= Dshell =

Dshell is an open source, Python-based, forensic analysis framework developed by the U.S. Army Research Laboratory, MD. This tool provides users with the ability to develop custom analysis modules which helps them understand events of cyber intrusion. This framework handles stream reassembly of both IPv4 and IPv6 network traffic and also includes geolocation and IP-to-ASN mapping for each connection. Additionally, the framework plug-ins are designed to aid in the understanding of network traffic and present results to the user in a concise, useful manner. Since Dshell is written entirely in Python, the code base can be customized to particular problems by modifying an existing decoder to extract different information from existing protocols.

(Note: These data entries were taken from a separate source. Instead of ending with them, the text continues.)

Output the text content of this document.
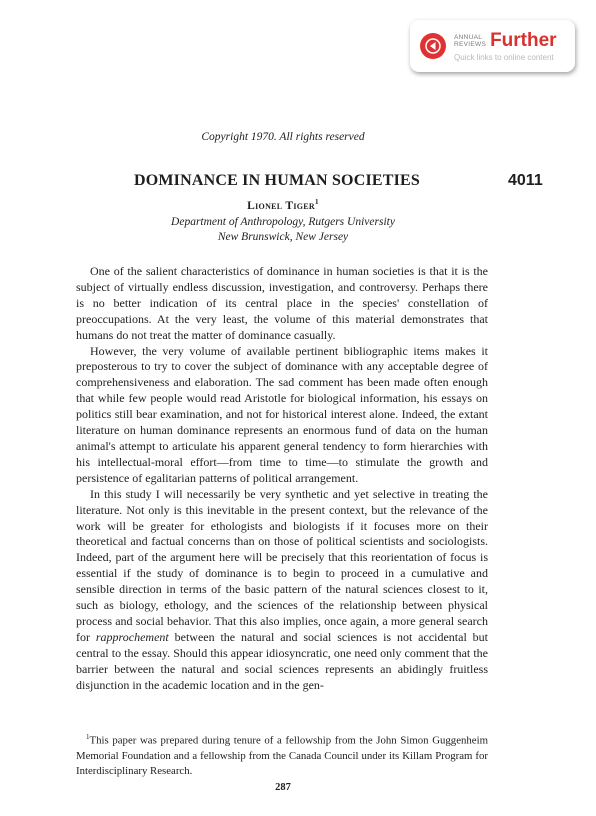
ANNUAL
REVIEWS Further
Quick links to online content
Copyright 1970. All rights reserved
DOMINANCE IN HUMAN SOCIETIES	4011
Lionel Tiger$^1$
Department of Anthropology, Rutgers University
New Brunswick, New Jersey

One of the salient characteristics of dominance in human societies is that it is the subject of virtually endless discussion, investigation, and controversy. Perhaps there is no better indication of its central place in the species' constellation of preoccupations. At the very least, the volume of this material demonstrates that humans do not treat the matter of dominance casually.

However, the very volume of available pertinent bibliographic items makes it preposterous to try to cover the subject of dominance with any acceptable degree of comprehensiveness and elaboration. The sad comment has been made often enough that while few people would read Aristotle for biological information, his essays on politics still bear examination, and not for historical interest alone. Indeed, the extant literature on human dominance represents an enormous fund of data on the human animal's attempt to articulate his apparent general tendency to form hierarchies with his intellectual-moral effort—from time to time—to stimulate the growth and persistence of egalitarian patterns of political arrangement.

In this study I will necessarily be very synthetic and yet selective in treating the literature. Not only is this inevitable in the present context, but the relevance of the work will be greater for ethologists and biologists if it focuses more on their theoretical and factual concerns than on those of political scientists and sociologists. Indeed, part of the argument here will be precisely that this reorientation of focus is essential if the study of dominance is to begin to proceed in a cumulative and sensible direction in terms of the basic pattern of the natural sciences closest to it, such as biology, ethology, and the sciences of the relationship between physical process and social behavior. That this also implies, once again, a more general search for rapprochement between the natural and social sciences is not accidental but central to the essay. Should this appear idiosyncratic, one need only comment that the barrier between the natural and social sciences represents an abidingly fruitless disjunction in the academic location and in the gen-

$^1$This paper was prepared during tenure of a fellowship from the John Simon Guggenheim Memorial Foundation and a fellowship from the Canada Council under its Killam Program for Interdisciplinary Research.

287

The U.S. Army Research Laboratory (ARL) released a version of Dshell to GitHub social coding website on December 17, 2014, with more than 100 downloads and 2,000 unique visitors in 18 countries. Before it was publicly released, Dshell had a small, select community of users in several government organizations. Users could use the tool to find the exact information they needed from network data including looking up names, reassembled website requests or decoded malware traffic. ARL chose to release Dshell to GitHub because sharing it with the world created more security teams gaining another specialized tool to keep their networks secure. Furthermore, increasing the security of the Internet as a whole by increasing the number of skilled eyes looking for bugs and potential improvements throughout the code.

In 2014, NASA released more than 1,000 open source projects. Other agencies, such as the National Security Agency, the National Guard and the Air Force Research Laboratory joined shortly after the following year.

GitHub was chosen for Dshell because it allows members to easily download software code, store edits, and provide a mechanism to offer feedback to the original designer. Additionally, rolling enhancements into the official version make it easier to share the software across organizations, bypassing constant emailing or sending CDs. As of June 2016, users have created more than 11,000 copies of the tool and have offered approximately 62 suggested modifications to the original software.

There are additional modules within the Dshell framework that can be accessed to increase network security; however, the ability to rapidly develop and share analytical modules is the core strength of the framework.